Yes, Eleanor thought as she kissed her two sons and swatted them before sending them up to get ready for bed. A job he would hate, but one that would keep him under constant scrutiny. If Beauchamp took one step wrong, he would be subject to the King's wrath and Eleanor's own brand of discipline. A dead body falling in pieces onto the dining table at Pontrefact was one thing, and she had given the man a fair warning, but if her husband's cousin tried to harm her children, she knew she would be ruthless in defending them.
She watched her sons play with their wooden horses, and smiled at them as Henry helped them get ready for their baths. The King never behaved like a monarch around his children—he was just 'Papa' to them, and he reveled in being just that.
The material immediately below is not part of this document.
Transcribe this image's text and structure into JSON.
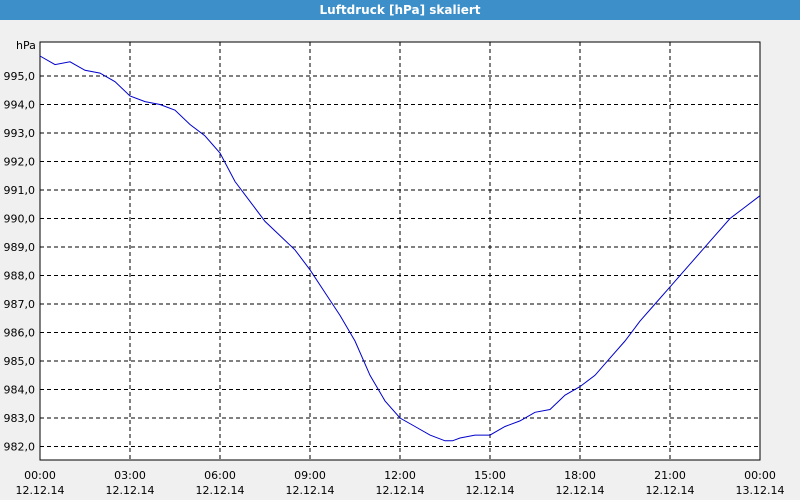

The two boys splashed in the washtub, squirting water on Henry and laughing happily. Following their baths was their daily reading lesson, a brief Bible lesson (they were fascinated by the description of the warhorse in the book of Job), prayers and finally, the boys were tucked into bed.
"I think holidays agree with you, Eleanor," Henry said as she climbed into bed. She absently rubbed her bulging belly, the twins kicking to indicate they had no intention of sleeping tonight.
"I think they do, too."
"You'll be nice and relaxed next April, then, when the Morvenian party arrives." The King grinned. "I look forward to meeting Philip, but it's Constantine I really am eager to meet. He's never lost a battle, Eleanor—not one! Can you imagine that? Even Caesar was beaten a time or two, but not that man. Not Constantine. Not even marriage and the birth of a daughter has made him any less of a commander. Imagine the stories he has to tell!"
She sighed and looked up at the ceiling. "I suppose that will be very exciting… and I suspect his stories are quite… thrilling." She rolled onto her side, facing away from Henry. He slipped his arm around her waist, gently cupping her breast, but she wasn't in any mood for sex. Not tonight. "I received a very kind letter from Constantine's wife today. She asked if she might bring along her daughter and her sister."
"That would be very nice," Henry said, gently nuzzling her neck. "The Dragon's wife and daughter… they must both be very impressive."
"Yes," Eleanor said softly. "They must both be quite remarkable. I suspect they all are." She closed her eyes tightly, seeing Constantine's face clearly in her mind's eye: his high cheekbones and his sharp green eyes, his scars and his slow smile. She could feel his mouth against her own, and it was his hand she felt against her breast, not her husband's. Every pore of her skin could feel him, and she could hear his voice telling her that he would always love her, and that he would come to her when she called him.
Yes. Constantine had quite a few stories he might tell Henry.
She closed her eyes, but knew that sleep would not come tonight. She wondered if she might ever sleep again.